Due to saporin lacking the cell-binding lectin domain, saporin is much less toxic than most type II RIPs. Throughout the past decade, our research group has been studying quillaic acid or gypsogenin-based Gypsophila saponins showing their toxicity-enhancing effects on Sap-SO6 without causing toxicity by themselves (up to 100,000-fold).35, 36, 37A recent paper reported that soapwort saponins trigger clathrin-mediated endocytosis of both saporin and saporin-associated immunotoxins. Its extraordinary stability and its ability to get into cells by clathrin-mediated endocytosis of saporin or saporin-associated immunotoxins are extremely important for drug delivery.

Saporin’s high enzymatic activity, high stability, and resistance to conjugation procedures make it a well-suited tool for immunotherapy approaches. Previous clinical study on saporin-based immunotoxins has shown that several critical issues must be taken into deeper consideration to fully exploit their therapeutic potential.

Saporin-based immunotoxins might be used in the treatment of infectious diseases within the scope of targeted therapy.
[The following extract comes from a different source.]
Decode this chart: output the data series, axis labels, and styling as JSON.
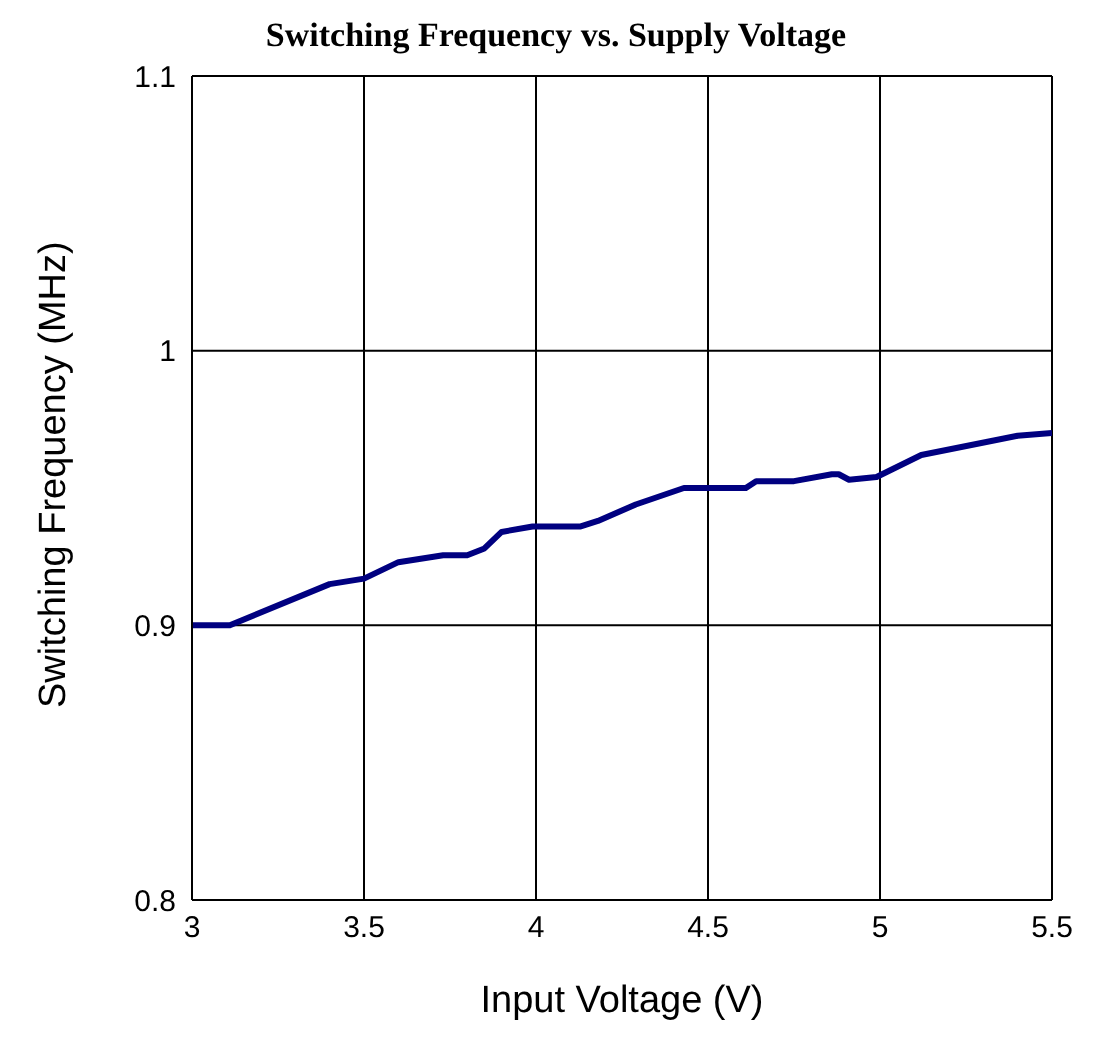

Here, we focus on how saporin-based targeted toxins may be efficacious therapeutic agents for SARS-CoV-2 infection. Our discussed points suggest that saporin might be a strategic molecule for therapeutic knockout treatments and a powerful candidate of novel drugs for the struggle against SARS-CoV-2 infection.

Declaration of Conflicting Interests

The authors declared no potential conflicts of interest with respect to the research, authorship, and/or publication of this article.